Tucker released Mara. “Show us the house,” he said.

  Before Tasha could respond, they heard a commotion from the front yard.

  “Hey, Tucker, Daddy’s home!” Caleb yelled.

  “Hey, little one, you wanna go see Daddy?” Tucker asked Lucas.

  They had Jimmy pressed up against the truck. His long black hair spilled down his back like a waterfall made of shadows. A string of rabbits had been tossed on the hood of the vehicle.

  Tucker approached, saying: “You must be the man of the house. I’m Tucker. I was just talking to your lady here about possibly bartering with you. Whew, boy, look at them rabbits. I tell you what: I bet you we can make a deal.”

  “You don’t have anything we need,” Jimmy said. His eyes, black as his hair, locked on Tucker. You wouldn’t have thought he had an AR-15 pointed at his head and the barrel of a .45 pressed into his stomach.

  “I gotta disagree on that one, son. We have your woman and your son. Now, come, don’t be like that. Let’s talk. Let’s parley,” Tucker said.
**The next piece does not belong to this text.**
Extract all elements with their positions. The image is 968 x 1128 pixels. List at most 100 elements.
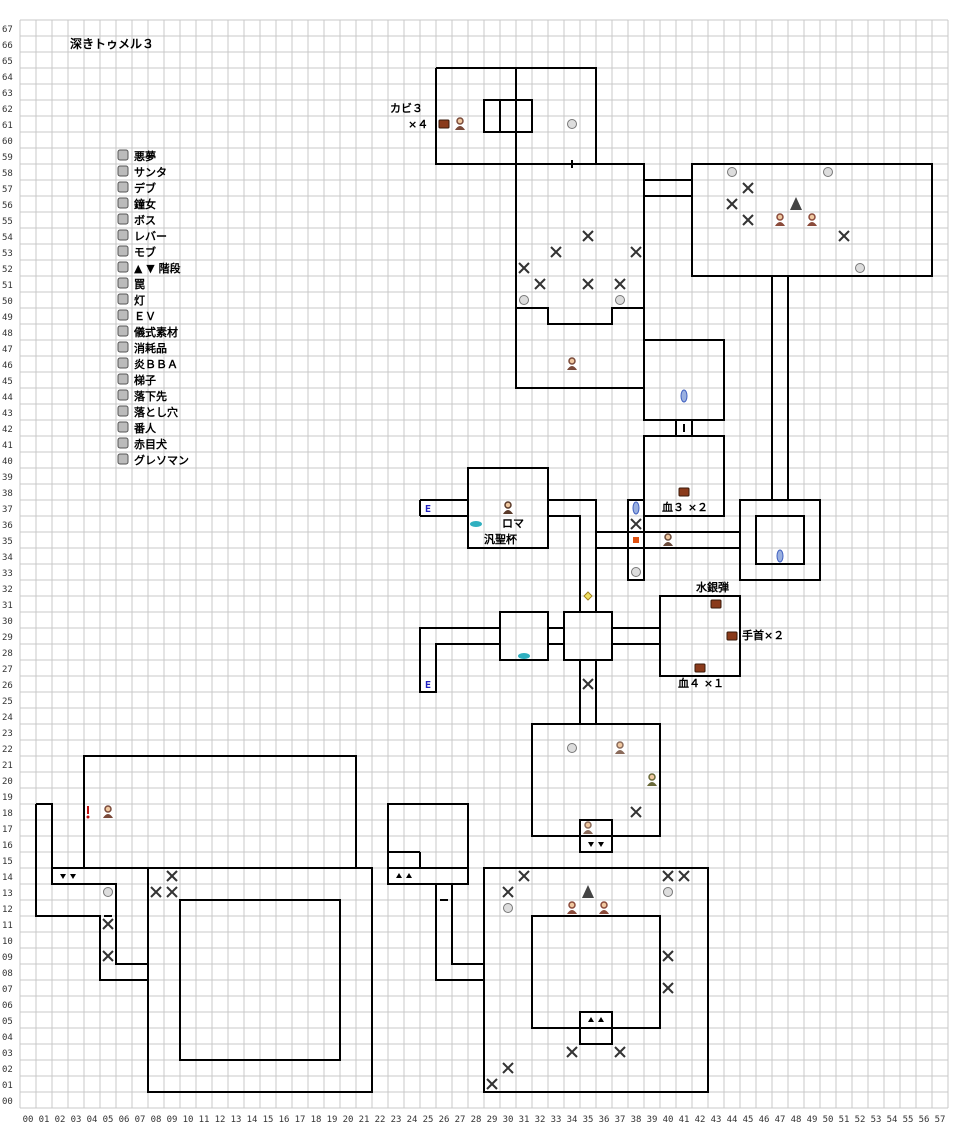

  Jimmy glanced at the sky. The blue had given away to black. The moon was a fat onion hanging deliriously close to their heads.

  Jimmy grabbed the dread-head’s wrist and twisted the .45 out of his grip. It made a dense flat sound as it hit the ground. Spinning away from Caleb and his rifle, he charged at Tucker.

  The larger man, seemingly bemused by Jimmy’s show of bravado, swung his AR-15 around. “Dumbass,” he said.

  He pulled the trigger. A volley of bullets slammed into Jimmy’s chest and face. He did a lazy pirouette before landing face-first in the dirt.

  Lucas screamed in Tasha’s arms. Tasha bit her bottom lip so hard she wasn’t the least bit shocked when a sharp coppery taste filled her mouth.

  “Alright, gang, let’s check out our new place,” Tucker yelled.

  They made Tasha fix them dinner.

  She made tomato soup and cucumber salad. Cleaned the rabbits and grilled them in their own fat on the wood stove, making the house so smoky they had to open all the windows and doors. Tucker took this opportunity to strip off his shirt. His chest and arms were littered with jailhouse tattoos, their indistinct blue lines more akin to child-scribbles than art.